Another possible complication can be seen in animals with chronic pulmonary disease. Due to desensitization of chemoreceptors to carbon dioxide, hypoxemia becomes the stimulus for respiratory drive. In these cases oxygen supplementation can lead to hypoventilation.

Discontinuation of therapy

Knowing when and how to discontinue oxygen therapy can provide the clinician with a difficult dilemma. As mentioned previously this therapy is not innocuous. Monitoring patients as with other therapeutics is very important. When patients are responsive to oxygen, small changes in oxygen supplementation may have dramatic effects. It is with this in mind that it is suggested to slowly wean patients off of oxygen. The rate of tapering therapy should be based on patient condition and response but is generally done over a 24-48 hour period. It is also important to remember that oxygen is often an adjunctive therapy and treatment directed toward the underlying disease process is paramount.

Conclusions

Oxygen therapy can be an important adjunctive therapy in emergency and critical care medicine. It can be adapted to be used in most veterinary hospitals. The techniques for administration differ depending on the case and the patient. This type of therapy is not without complications and must be utilized carefully by the clinician. Clinical evaluation of these cases is the best diagnostic tool to assess response to therapy and cessation of therapy.

Suggested reading

Camps-Palau MA, Marks SL, Cornick JL. Small Animal Oxygen Therapy.

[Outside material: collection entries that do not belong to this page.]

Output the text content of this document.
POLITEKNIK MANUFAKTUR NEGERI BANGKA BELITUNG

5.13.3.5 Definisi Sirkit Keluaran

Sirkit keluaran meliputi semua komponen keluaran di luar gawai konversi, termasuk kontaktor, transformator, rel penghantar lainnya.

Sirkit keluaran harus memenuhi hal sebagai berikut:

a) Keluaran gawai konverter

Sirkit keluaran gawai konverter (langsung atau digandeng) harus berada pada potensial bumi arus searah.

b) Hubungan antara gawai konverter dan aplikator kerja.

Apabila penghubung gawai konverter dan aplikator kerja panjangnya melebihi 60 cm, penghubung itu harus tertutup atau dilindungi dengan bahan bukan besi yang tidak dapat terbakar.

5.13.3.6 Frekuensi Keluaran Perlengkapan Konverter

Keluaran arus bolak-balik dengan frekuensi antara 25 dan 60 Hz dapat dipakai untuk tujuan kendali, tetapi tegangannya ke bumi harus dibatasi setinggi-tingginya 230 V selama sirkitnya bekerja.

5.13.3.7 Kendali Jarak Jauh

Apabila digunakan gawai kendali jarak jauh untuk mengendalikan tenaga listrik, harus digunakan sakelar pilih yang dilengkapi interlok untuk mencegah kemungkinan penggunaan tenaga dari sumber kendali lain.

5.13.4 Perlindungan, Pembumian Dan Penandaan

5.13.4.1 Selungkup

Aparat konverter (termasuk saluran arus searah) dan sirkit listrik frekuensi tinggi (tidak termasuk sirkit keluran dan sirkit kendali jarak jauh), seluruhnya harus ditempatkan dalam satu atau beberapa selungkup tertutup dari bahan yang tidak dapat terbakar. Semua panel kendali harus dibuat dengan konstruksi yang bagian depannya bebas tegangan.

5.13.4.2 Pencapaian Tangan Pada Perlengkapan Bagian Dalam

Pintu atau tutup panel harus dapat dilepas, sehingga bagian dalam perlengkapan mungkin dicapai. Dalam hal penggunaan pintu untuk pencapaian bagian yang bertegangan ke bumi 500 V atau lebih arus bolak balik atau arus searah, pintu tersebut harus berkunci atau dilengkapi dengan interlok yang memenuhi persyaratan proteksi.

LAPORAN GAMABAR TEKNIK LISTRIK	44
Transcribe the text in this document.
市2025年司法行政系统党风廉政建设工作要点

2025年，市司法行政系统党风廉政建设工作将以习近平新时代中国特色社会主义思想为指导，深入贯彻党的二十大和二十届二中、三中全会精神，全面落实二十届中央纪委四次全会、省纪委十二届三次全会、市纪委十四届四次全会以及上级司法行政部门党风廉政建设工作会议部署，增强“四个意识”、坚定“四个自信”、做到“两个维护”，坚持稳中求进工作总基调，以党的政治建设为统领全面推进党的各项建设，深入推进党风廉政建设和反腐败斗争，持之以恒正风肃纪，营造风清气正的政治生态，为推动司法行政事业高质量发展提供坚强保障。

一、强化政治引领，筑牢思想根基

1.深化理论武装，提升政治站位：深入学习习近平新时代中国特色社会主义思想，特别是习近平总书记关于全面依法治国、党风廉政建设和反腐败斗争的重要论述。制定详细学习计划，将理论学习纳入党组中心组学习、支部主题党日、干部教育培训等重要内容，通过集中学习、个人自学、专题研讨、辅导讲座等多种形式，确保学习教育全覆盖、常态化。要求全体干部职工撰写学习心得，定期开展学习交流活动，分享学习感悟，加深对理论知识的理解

Compendium for Contin Educ 1999; 21(7):587-599.

Drobatz KJ, Hackner S, Powell S. Oxygen supplementation. In: Bonagura JD(ed.) Kirk's Current Veterinary Therapy XII, Small Animal Practice. Philadelphia: WB Saunders, 1995; 175-179.

Dunphy ED, Mann FA, et al. Comparison of unilateral versus bilateral nasal catheters for oxygen administration in dogs. Jour of Vet Emer Crit Care, 2002 12: 4, 245-251.

Fitzpatrick RK, Crowe DT. Nasal oxygen administration in dogs and cats: Experimental and clinical investigations. J Am Anim Hosp Assoc 1986;22:293-300.

Mann FA, Wagner-Mann C, Allert JA, Smith J. Comparison of intranasal and intratracheal oxygen administration in healthy awake dogs. Am J Vet Res 1992; 53(5):856-860.

West JB. Pulmonary Pathophysiology. Baltimore: Lippincott, Williams & Wilkins, 2008.